Opening the door softly, she peered within. Daniel had lit the barn
lantern, and within its glow he knelt in the straw by Rosie's stall. In
front of him were the sticks he had tied together, which Martha
recognized now as a crude cradle. It held Stellie's rag doll, all
wrapped up in the white shawl Martha kept in her trunk, the shawl she
had used to wrap her babies. Her impulse was to rush in and snatch it,
but she stopped, because the scene was strangely beautiful in the soft
light from the lantern. Rosie and the two sheep stood close by, watching
Daniel. He seemed to be addressing them when he spoke.
"The
shepherds came following the star," he was saying. "And they
found the baby Jesus who had been born in a stable." He paused for
a moment, then went on. "And his mother loved him."
Martha felt
suddenly that she couldn't breathe. Another mother, another day, had
loved her little boy and had told him the beautiful story of the Christ
Child with such love that he hadn't forgotten it, young as he was. And
she, Martha, had failed that mother.
In the
silence she began to sing. "Silent night," she sang.
"Holy night."
Daniel didn't
move until the song was finished. Then he turned with that quick,
heart-melting smile.
"That's
the one," he whispered. "That's the song that my mother used
to sing to me."
Martha ran
forward and gathered the boy into her arms. He responded immediately,
clasping her arms tightly around her.
"Danny,"
Martha said, "it's beautiful. Your cradle and little scene
here."
"You
never called me Danny before," he murmured, his head against her
neck.
"I
didn't do a lot of things," she said. As she held him close, the
bands around her heart seemed to loosen and break.
"Danny,"
she said, sitting on the edge of Rosie's manger, "let's go in and
get the cabin ready for Christmas.

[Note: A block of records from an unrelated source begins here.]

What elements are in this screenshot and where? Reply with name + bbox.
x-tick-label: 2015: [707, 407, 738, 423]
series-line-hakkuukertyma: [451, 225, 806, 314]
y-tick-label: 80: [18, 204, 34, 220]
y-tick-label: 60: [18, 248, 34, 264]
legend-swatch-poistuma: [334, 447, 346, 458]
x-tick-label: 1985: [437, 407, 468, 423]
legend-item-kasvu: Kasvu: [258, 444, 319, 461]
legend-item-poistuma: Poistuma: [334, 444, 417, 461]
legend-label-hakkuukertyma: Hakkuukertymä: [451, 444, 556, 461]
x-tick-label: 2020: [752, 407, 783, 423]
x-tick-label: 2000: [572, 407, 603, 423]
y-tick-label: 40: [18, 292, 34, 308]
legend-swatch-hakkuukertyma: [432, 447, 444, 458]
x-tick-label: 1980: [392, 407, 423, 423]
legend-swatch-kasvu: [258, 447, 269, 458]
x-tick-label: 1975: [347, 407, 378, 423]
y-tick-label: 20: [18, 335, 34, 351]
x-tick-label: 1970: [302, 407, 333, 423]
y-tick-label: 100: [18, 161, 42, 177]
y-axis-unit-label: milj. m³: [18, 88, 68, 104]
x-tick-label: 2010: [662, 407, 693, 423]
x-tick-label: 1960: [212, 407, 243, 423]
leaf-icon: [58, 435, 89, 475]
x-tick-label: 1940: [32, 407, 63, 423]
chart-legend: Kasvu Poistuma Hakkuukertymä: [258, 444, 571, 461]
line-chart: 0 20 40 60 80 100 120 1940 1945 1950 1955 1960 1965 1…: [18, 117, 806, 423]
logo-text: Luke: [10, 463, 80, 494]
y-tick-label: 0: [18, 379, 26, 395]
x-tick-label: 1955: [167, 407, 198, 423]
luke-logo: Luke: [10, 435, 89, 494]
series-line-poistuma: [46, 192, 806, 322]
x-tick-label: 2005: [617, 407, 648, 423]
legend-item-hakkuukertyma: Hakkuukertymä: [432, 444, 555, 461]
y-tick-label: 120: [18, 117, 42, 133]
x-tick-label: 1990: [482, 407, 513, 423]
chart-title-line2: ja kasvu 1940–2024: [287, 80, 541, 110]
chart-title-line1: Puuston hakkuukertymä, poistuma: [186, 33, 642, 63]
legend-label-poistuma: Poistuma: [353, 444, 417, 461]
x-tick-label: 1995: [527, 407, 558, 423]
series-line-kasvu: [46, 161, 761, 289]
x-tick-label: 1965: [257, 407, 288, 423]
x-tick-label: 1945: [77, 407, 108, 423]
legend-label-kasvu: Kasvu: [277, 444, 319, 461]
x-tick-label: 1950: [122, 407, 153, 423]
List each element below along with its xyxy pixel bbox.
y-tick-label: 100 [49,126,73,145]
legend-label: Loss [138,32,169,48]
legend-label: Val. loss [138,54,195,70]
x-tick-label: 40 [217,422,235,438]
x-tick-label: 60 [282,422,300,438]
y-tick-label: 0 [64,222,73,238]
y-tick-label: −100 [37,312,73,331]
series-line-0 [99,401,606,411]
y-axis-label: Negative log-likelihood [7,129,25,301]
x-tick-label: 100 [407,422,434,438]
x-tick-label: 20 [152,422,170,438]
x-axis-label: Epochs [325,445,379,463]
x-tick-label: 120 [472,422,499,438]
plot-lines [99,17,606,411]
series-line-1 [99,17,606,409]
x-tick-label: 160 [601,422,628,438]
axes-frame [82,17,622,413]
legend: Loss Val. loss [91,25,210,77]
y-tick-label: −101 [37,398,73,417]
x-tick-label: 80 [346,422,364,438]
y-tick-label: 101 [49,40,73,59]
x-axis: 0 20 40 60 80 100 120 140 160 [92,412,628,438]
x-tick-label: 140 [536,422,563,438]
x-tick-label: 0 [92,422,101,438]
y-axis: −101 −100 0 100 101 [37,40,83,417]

Maybe it isn't too late for Jed for Pa
to get that tree. It might be a little different kind of Christmas, but
it will still be a little like the Christmases we used to know. We'll
set up your cradle with the Christ Child in it under the tree, because
that's what Christmas is all about."
"Do you
mind it being different?" Danny asked. "I mean with a boy
instead of your girls?"
Martha
wondered how long it would take her to make up to him for the hurts she
had inflicted these many months. "No," she said. "After
all, the Baby Jesus was a boy."
"That's
right," he said wonderingly.
"I'll
open my trunk," said Martha. "We'll get out those carved
animals to put around your manger scene. We'll string some dried berries
to put on the tree, and when it's all done the three of us will sing
'Silent Night' and Pa will tell us the story of the Christ Child."
She thought
about the lovely little carved horse and carriage Maybelle had loved so
much, and knew it would be the perfect gift to put under the tree for
Danny's Christmas morning.
She set him
down on the floor and put her arm around his shoulders.
"Merry
Christmas," she said. "Merry Christmas, Danny."
He looked up
at her with a smile that did not fade quickly away this time, a sweet
smile full of the love he had been waiting to give her.
"Merry
Christmas," he said, and then added softly, "Mother."